Plus, added the commissioners, TVN’s predicted spend on producing the local programming it said it would do, was far too low as well.

“The cost-per-hour of local programming proposed by TVN is not only substantially lower than that of the Toronto market stations but also, according to annual returns submitted to the Commission, substantially lower than that of other television stations located in urban markets of comparable size to St. Catharines and the Niagara region,” reads the decision.

Citing recent difficulties suffered by Toronto 1 (now SUN TV), which ended up causing the outright sale of Craig Media, and the struggles of CHUM’s Victoria, B.C. station, the Commission just couldn’t approve TVN.

“(A) new television station, particularly one that competes for audience and revenues in a major market, usually experiences much greater than anticipated losses in the early years of operation. As CHUM noted, Craig was forced to sell SUN TV after it experienced initial losses that were far greater than expected,” says the decision.

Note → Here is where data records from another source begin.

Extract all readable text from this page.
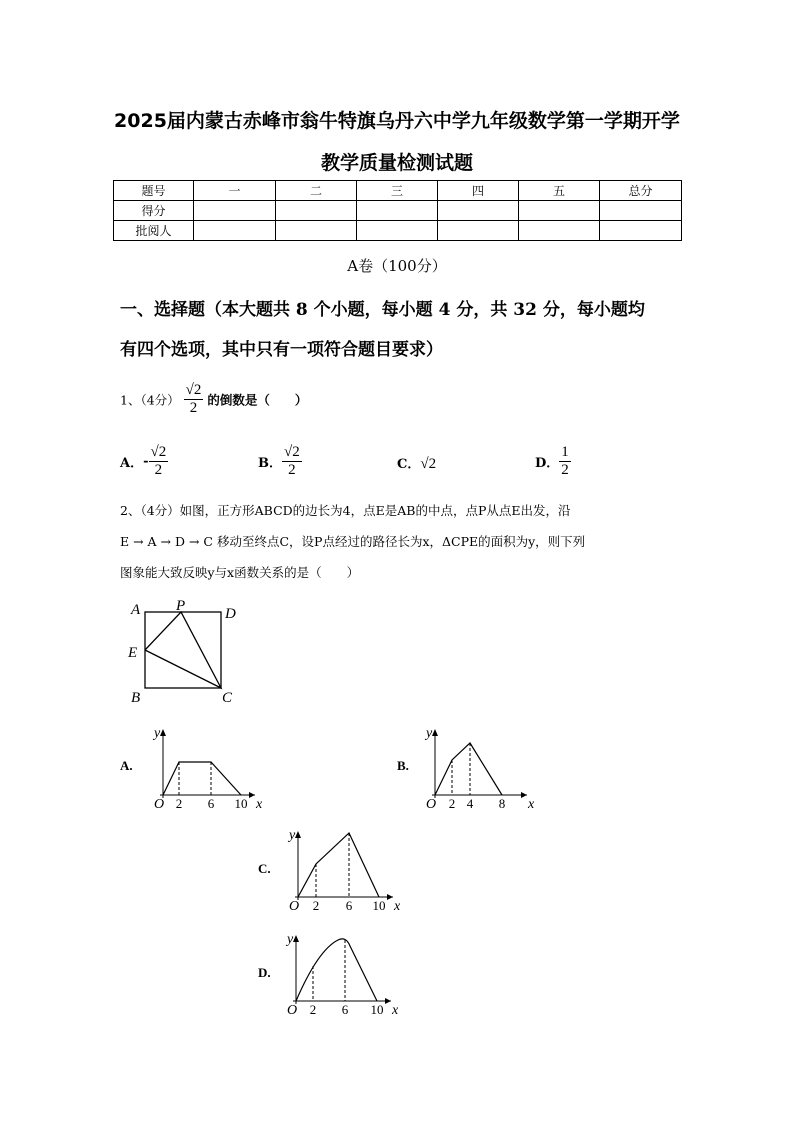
2025届内蒙古赤峰市翁牛特旗乌丹六中学九年级数学第一学期开学
教学质量检测试题
题号	一	二	三	四	五	总分
得分						
批阅人						
A卷（100分）
一、选择题（本大题共 8 个小题，每小题 4 分，共 32 分，每小题均
有四个选项，其中只有一项符合题目要求）
1、（4分） $\frac{√2}{2}$ 的倒数是（　　）
A．- $\frac{√2}{2}$	B． $\frac{√2}{2}$	C．√2	D． $\frac{1}{2}$
2、（4分）如图，正方形ABCD的边长为4，点E是AB的中点，点P从点E出发，沿
E → A → D → C 移动至终点C，设P点经过的路径长为x，ΔCPE的面积为y，则下列
图象能大致反映y与x函数关系的是（　　）
A P	D
E
B	C
A.
O
y
x
2 6 10
B.
O
y
x
2 4 8
C.
O
y
x
2 6 10
D.
O
y
x
2 6 10
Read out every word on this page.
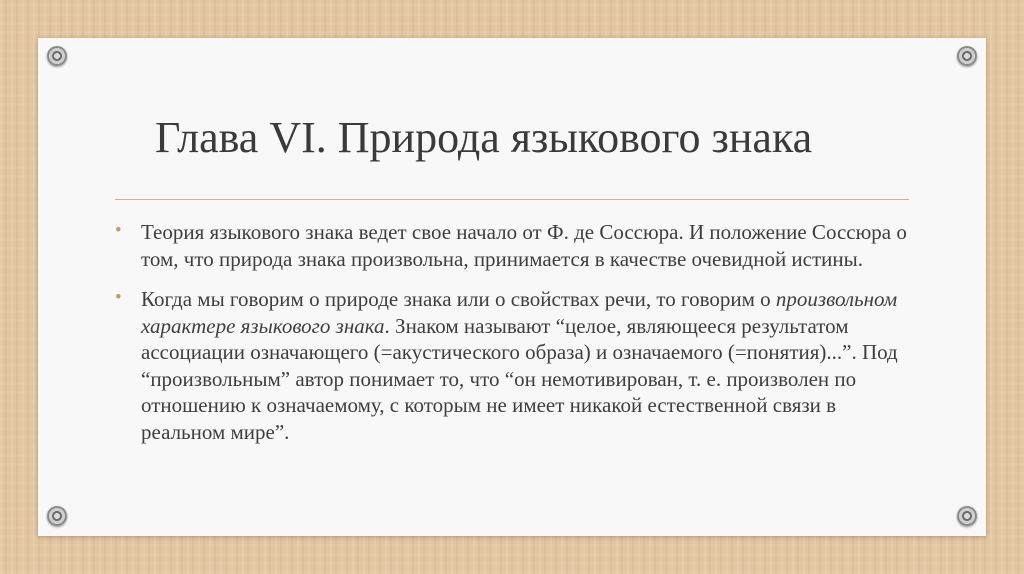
Глава VI. Природа языкового знака
• Теория языкового знака ведет свое начало от Ф. де Соссюра. И положение Соссюра о том, что природа знака произвольна, принимается в качестве очевидной истины.
• Когда мы говорим о природе знака или о свойствах речи, то говорим о произвольном характере языкового знака. Знаком называют “целое, являющееся результатом ассоциации означающего (=акустического образа) и означаемого (=понятия)...”. Под “произвольным” автор понимает то, что “он немотивирован, т. е. произволен по отношению к означаемому, с которым не имеет никакой естественной связи в реальном мире”.
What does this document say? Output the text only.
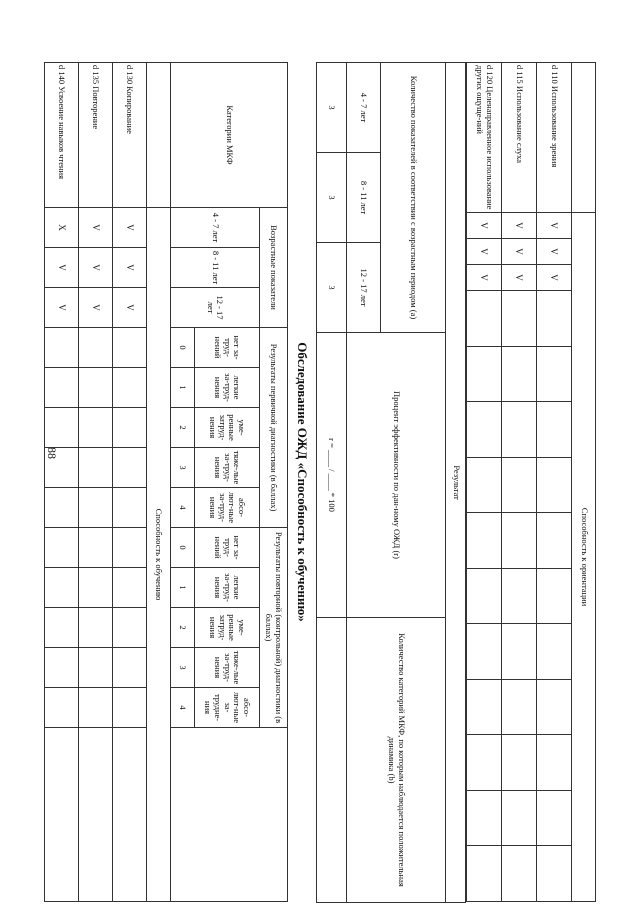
88
	Способность к ориентации													
d 110 Использование зрения	V	V	V											
d 115 Использование слуха	V	V	V											
d 120 Целенаправленное использование других ощуще-ний	V	V	V											
Результат				
Количество показателей в соответствии с возрастным периодом (a)			Процент эффективности по дан-ному ОЖД (r)	Количество категорий МКФ, по которым наблюдается положительная динамика (b)
4 - 7 лет	8 - 11 лет	12 - 17 лет		
3	3	3	r = ____ / ____ * 100	
Обследование ОЖД «Способность к обучению»
Категории МКФ	Возрастные показатели			Результаты первичной диагностики (в баллах)					Результаты повторной (контрольной) диагностики (в баллах)					
	4 - 7 лет	8 - 11 лет	12 - 17 лет	нет за-труд-нений	легкие за-труд-нения	уме-ренные затруд-нения	тяже-лые за-труд-нения	абсо-лют-ные за-труд-нения	нет за-труд-нений	легкие за-труд-нения	уме-ренные затруд-нения	тяже-лые за-труд-нения	абсо-лют-ные за-трудне-ния	
				0	1	2	3	4	0	1	2	3	4	
	Способность к обучению													
d 130 Копирование	V	V	V											
d 135 Повторение	V	V	V											
d 140 Усвоение навыков чтения	X	V	V											
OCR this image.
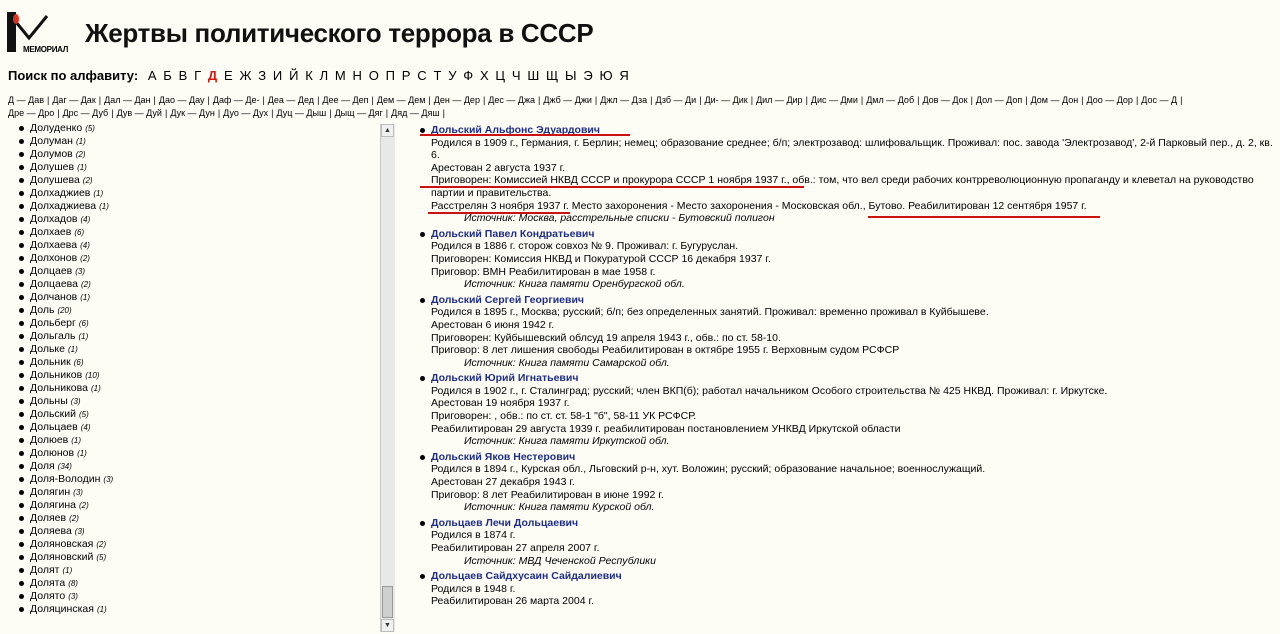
МЕМОРИАЛ
Жертвы политического террора в СССР
Поиск по алфавиту: А Б В Г Д Е Ж З И Й К Л М Н О П Р С Т У Ф Х Ц Ч Ш Щ Ы Э Ю Я
Д — Дав | Даг — Дак | Дал — Дан | Дао — Дау | Даф — Де- | Деа — Дед | Дее — Деп | Дем — Дем | Ден — Дер | Дес — Джа | Джб — Джи | Джл — Дза | Дзб — Ди | Ди- — Дик | Дил — Дир | Дис — Дми | Дмл — Доб | Дов — Док | Дол — Доп | Дом — Дон | Доо — Дор | Дос — Д |
Дре — Дро | Дрс — Дуб | Дув — Дуй | Дук — Дун | Дуо — Дух | Дуц — Дыш | Дыщ — Дяг | Дяд — Дяш |
Долуденко (5)
Долуман (1)
Долумов (2)
Долушев (1)
Долушева (2)
Долхаджиев (1)
Долхаджиева (1)
Долхадов (4)
Долхаев (6)
Долхаева (4)
Долхонов (2)
Долцаев (3)
Долцаева (2)
Долчанов (1)
Доль (20)
Дольберг (6)
Дольгаль (1)
Дольке (1)
Дольник (6)
Дольников (10)
Дольникова (1)
Дольны (3)
Дольский (5)
Дольцаев (4)
Долюев (1)
Долюнов (1)
Доля (34)
Доля-Володин (3)
Долягин (3)
Долягина (2)
Доляев (2)
Доляева (3)
Доляновская (2)
Доляновский (5)
Долят (1)
Долята (8)
Долято (3)
Доляцинская (1)
▲
▼
Дольский Альфонс Эдуардович
Родился в 1909 г., Германия, г. Берлин; немец; образование среднее; б/п; электрозавод: шлифовальщик. Проживал: пос. завода 'Электрозавод', 2-й Парковый пер., д. 2, кв. 6.
Арестован 2 августа 1937 г.
Приговорен: Комиссией НКВД СССР и прокурора СССР 1 ноября 1937 г., обв.: том, что вел среди рабочих контрреволюционную пропаганду и клеветал на руководство партии и правительства.
Расстрелян 3 ноября 1937 г. Место захоронения - Место захоронения - Московская обл., Бутово. Реабилитирован 12 сентября 1957 г.
Источник: Москва, расстрельные списки - Бутовский полигон
Дольский Павел Кондратьевич
Родился в 1886 г. сторож совхоз № 9. Проживал: г. Бугуруслан.
Приговорен: Комиссия НКВД и Покуратурой СССР 16 декабря 1937 г.
Приговор: ВМН Реабилитирован в мае 1958 г.
Источник: Книга памяти Оренбургской обл.
Дольский Сергей Георгиевич
Родился в 1895 г., Москва; русский; б/п; без определенных занятий. Проживал: временно проживал в Куйбышеве.
Арестован 6 июня 1942 г.
Приговорен: Куйбышевский облсуд 19 апреля 1943 г., обв.: по ст. 58-10.
Приговор: 8 лет лишения свободы Реабилитирован в октябре 1955 г. Верховным судом РСФСР
Источник: Книга памяти Самарской обл.
Дольский Юрий Игнатьевич
Родился в 1902 г., г. Сталинград; русский; член ВКП(б); работал начальником Особого строительства № 425 НКВД. Проживал: г. Иркутске.
Арестован 19 ноября 1937 г.
Приговорен: , обв.: по ст. ст. 58-1 "б", 58-11 УК РСФСР.
Реабилитирован 29 августа 1939 г. реабилитирован постановлением УНКВД Иркутской области
Источник: Книга памяти Иркутской обл.
Дольский Яков Нестерович
Родился в 1894 г., Курская обл., Льговский р-н, хут. Воложин; русский; образование начальное; военнослужащий.
Арестован 27 декабря 1943 г.
Приговор: 8 лет Реабилитирован в июне 1992 г.
Источник: Книга памяти Курской обл.
Дольцаев Лечи Дольцаевич
Родился в 1874 г.
Реабилитирован 27 апреля 2007 г.
Источник: МВД Чеченской Республики
Дольцаев Сайдхусаин Сайдалиевич
Родился в 1948 г.
Реабилитирован 26 марта 2004 г.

“TVN’s operating line of credit combined with the cash call provisions of its shareholders agreement provide modest additional financing to address revenue shortfalls or cash overruns. However, the experience of other television stations, including that of CIVI-TV Victoria, a recently-licensed station that orients its local programming to Vancouver Island but also competes for audience in the Vancouver extended market, indicates that it may become necessary for TVN to seek substantial additional financing in the early years of operation. The Commission considers that securing additional financing in those circumstances would prove difficult and costly for TVN and would compromise its ability to implement its business plan.”

Plus, the conventional broadcast market is in a slump right now, one which TVN would exacerbate. “(C)onventional television stations in the market, taken as a whole, have experienced declines in advertising sales and viewership since those stations began operations. As noted by Global, CHCH-TV moved from a modest profit to a significant loss between 2000 and 2004. As well, as noted by Quebecor, SUN TV experienced a net loss in the order of $21 million in its first year of operations and is still losing money,” says the CRTC.

“Given these developments, the Commission is concerned that the introduction of a new competitor in the Toronto extended market could compromise the ability of existing conventional television stations to fulfill their programming commitments.”

Commissioners also used the decision to remind Global of its Niagara obligations with Hamilton-based CHCH and reiterated that station’s responsibilities. It then asked for monthly logs on how many news stories the station does in the St. Catharines, Welland, Niagara Falls area.

“During this proceeding, several participants expressed concern about the type and level of coverage provided by CHCH-TV of events occurring in the Niagara region. The Commission recognizes that, because of its wide coverage area, CHCH-TV has a responsibility to cover events not only in the Niagara region but also in Hamilton and other surrounding areas,” reads the last paragraph of the TVN decision.

“The Commission considers, however, that the regular coverage of news and events in the Niagara region is an important part of CHCH-TV’s mandate. The Commission notes that CHCH-TV’s independent advisory board files annual reports with the Commission on the station’s performance. In order that it may monitor CHCH-TV’s performance with respect to coverage of the Niagara region, the Commission expects future reports from CHCH-TV’s independent advisory board to include a listing of all news stories and other events covered by CHCH-TV that relate directly to the Niagara region, broken down on a monthly basis.”